Тут я предложил Рудакову взяться вместе и треснуть Синдерюшкина чем-нибудь тяжелым по голове. Я уже начал озираться, как Синдерюшкин пояснил:
— Был такой литературный герой, он чёрт знает сколько по Питеру бродил и думал, что ходит с банкой сардин под мышкой. А там никакие не сардины, а…
— …Шпроты!
— Дурень! Там бомба была. Полгорода как не бывало. Ты уверен, что у тебя бомбы там нет?
Опять двадцать пять! Уже третий раз меня, вернее эту посылку, подозревали во всяких ужасах. Я и сам начал беспокоиться, хорошо хоть Синдерюшкин засмотрелся на какую-то пригожую девку, проходившую по двору, и потерял нить разговора.
Наконец цель была достигнута. Наш друг, отворивший дверь своей квартиры, отметил, что запах путешественников он почувствовал ещё в прихожей. И они вновь приступили к тому занятию, которое казалось всем главным в тот прохладный вечер.
Хозяину понравилась беседа, и он достал из-за батареи портвейн.
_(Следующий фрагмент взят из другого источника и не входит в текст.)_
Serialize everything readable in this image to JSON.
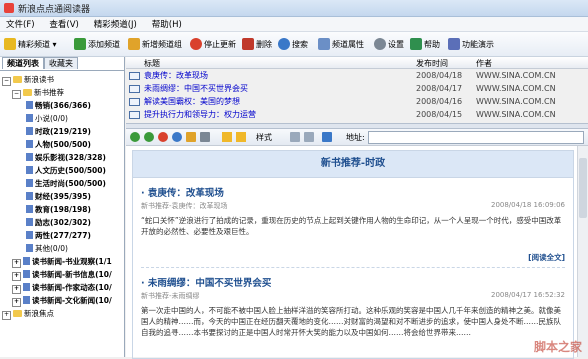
{
  "window": {
    "title": "新浪点点通阅读器"
  },
  "menu": [
    "文件(F)",
    "查看(V)",
    "精彩频道(J)",
    "帮助(H)"
  ],
  "toolbar": [
    {
      "label": "精彩频道",
      "icon": "star-icon",
      "color": "#e8b820"
    },
    {
      "label": "添加频道",
      "icon": "add-icon",
      "color": "#3a9a3a"
    },
    {
      "label": "新增频道组",
      "icon": "folder-add-icon",
      "color": "#e0a32a"
    },
    {
      "label": "停止更新",
      "icon": "stop-icon",
      "color": "#d9412d"
    },
    {
      "label": "删除",
      "icon": "delete-icon",
      "color": "#c0392b"
    },
    {
      "label": "搜索",
      "icon": "search-icon",
      "color": "#3a78c8"
    },
    {
      "label": "频道属性",
      "icon": "properties-icon",
      "color": "#6b8fc6"
    },
    {
      "label": "设置",
      "icon": "settings-icon",
      "color": "#7b8794"
    },
    {
      "label": "帮助",
      "icon": "help-icon",
      "color": "#2f8f4e"
    },
    {
      "label": "功能演示",
      "icon": "demo-icon",
      "color": "#5b6fb8"
    }
  ],
  "sidebar": {
    "tabs": [
      "频道列表",
      "收藏夹"
    ],
    "root": "新浪读书",
    "group": "新书推荐",
    "items": [
      {
        "label": "畅销(366/366)",
        "selected": false
      },
      {
        "label": "小说(0/0)",
        "selected": false
      },
      {
        "label": "时政(219/219)",
        "selected": true
      },
      {
        "label": "人物(500/500)",
        "selected": false
      },
      {
        "label": "娱乐影视(328/328)",
        "selected": false
      },
      {
        "label": "人文历史(500/500)",
        "selected": false
      },
      {
        "label": "生活时尚(500/500)",
        "selected": false
      },
      {
        "label": "财经(395/395)",
        "selected": false
      },
      {
        "label": "教育(198/198)",
        "selected": false
      },
      {
        "label": "励志(302/302)",
        "selected": false
      },
      {
        "label": "两性(277/277)",
        "selected": false
      },
      {
        "label": "其他(0/0)",
        "selected": false
      }
    ],
    "groups": [
      "读书新闻-书业观察(1/1",
      "读书新闻-新书信息(10/",
      "读书新闻-作家动态(10/",
      "读书新闻-文化新闻(10/"
    ],
    "root2": "新浪焦点"
  },
  "list": {
    "headers": [
      "标题",
      "发布时间",
      "作者"
    ],
    "rows": [
      {
        "title": "袁庚传：改革现场",
        "date": "2008/04/18",
        "author": "WWW.SINA.COM.CN"
      },
      {
        "title": "未雨绸缪：中国不买世界会买",
        "date": "2008/04/17",
        "author": "WWW.SINA.COM.CN"
      },
      {
        "title": "解读美国霸权：美国的梦想",
        "date": "2008/04/16",
        "author": "WWW.SINA.COM.CN"
      },
      {
        "title": "提升执行力和领导力：权力运营",
        "date": "2008/04/15",
        "author": "WWW.SINA.COM.CN"
      }
    ]
  },
  "browser": {
    "style_label": "样式",
    "address_label": "地址:"
  },
  "page": {
    "heading": "新书推荐-时政",
    "articles": [
      {
        "title": "· 袁庚传：改革现场",
        "meta": "新书推荐-袁庚传：改革现场",
        "date": "2008/04/18 16:09:06",
        "body": "“蛇口关怀”逆浪进行了拍成的记录，重现在历史的节点上起到关键作用人物的生命印记，从一个人呈现一个时代，感受中国改革开放的必然性、必要性及艰巨性。",
        "readmore": "[阅读全文]"
      },
      {
        "title": "· 未雨绸缪：中国不买世界会买",
        "meta": "新书推荐-未雨绸缪",
        "date": "2008/04/17 16:52:32",
        "body": "第一次走中国的人，不可能不被中国人脸上抽样洋溢的笑容所打动。这种乐观的笑容是中国人几千年来创造的精神之美。就像美国人的精神……而，今天的中国正在经历翻天覆地的变化……对财富的渴望和对不断进步的追求，使中国人身处不断……民族队自我的追寻……本书要探讨的正是中国人时常开怀大笑的能力以及中国如何……将会给世界带来……"
      }
    ]
  },
  "watermark": "脚本之家"
}
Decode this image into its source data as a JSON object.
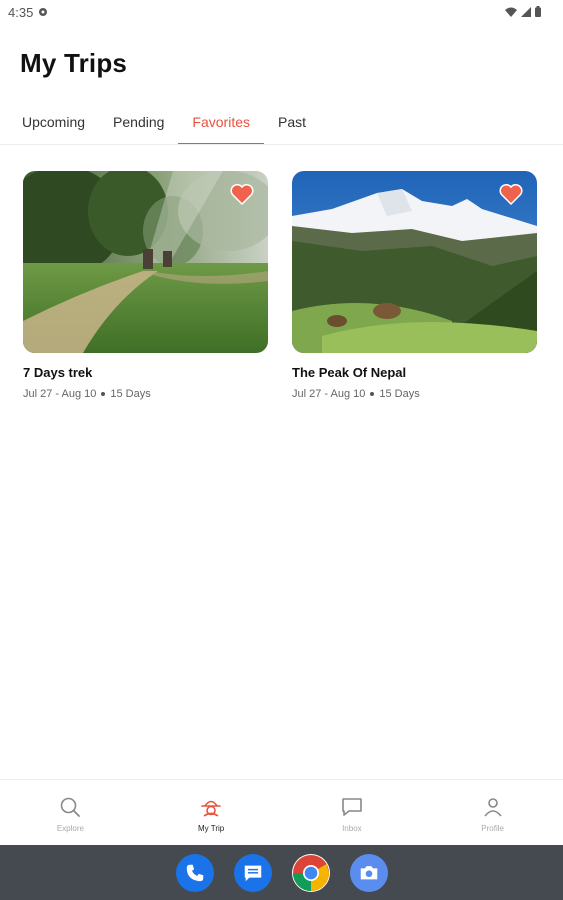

— Хорошо, что вы приехали, — говорил он. — А то сижу я тут один и ощущаю всем естеством невыносимую геморроидальность бытия, а попросту гимор... Состояние это связано с необходимостью перемен и одновременно с их нежеланием, тоской по какой-нибудь гуманной профессии, чем-то ещё... Будь я врачом, я смог бы презрительно сказать любому недоброжелателю: “Я несу здоровье людям или, по крайней мере, не делаю им очень больно. Вот, дескать, моя правда”. А я? Изъясняясь опять же медицинскими терминами, я болен геморроем души, а попросту гимором... Вот что это означает…
Но скорбная философская нота, прозвенев оборванной струной в воздухе, пропала. Надо было ещё осветить и выяснить — оттого заговорили о жизненном успехе и неуспехе. Мы всё время возвращались к этой теме, мы были прикованы к ней цепями, потому что все глупые слова типа “дауншифтер” — лишь след жизненного беспокойства: успешлив ли ты и не прогадил ли свою короткую жизнь, не накопив никаких этому оправданий.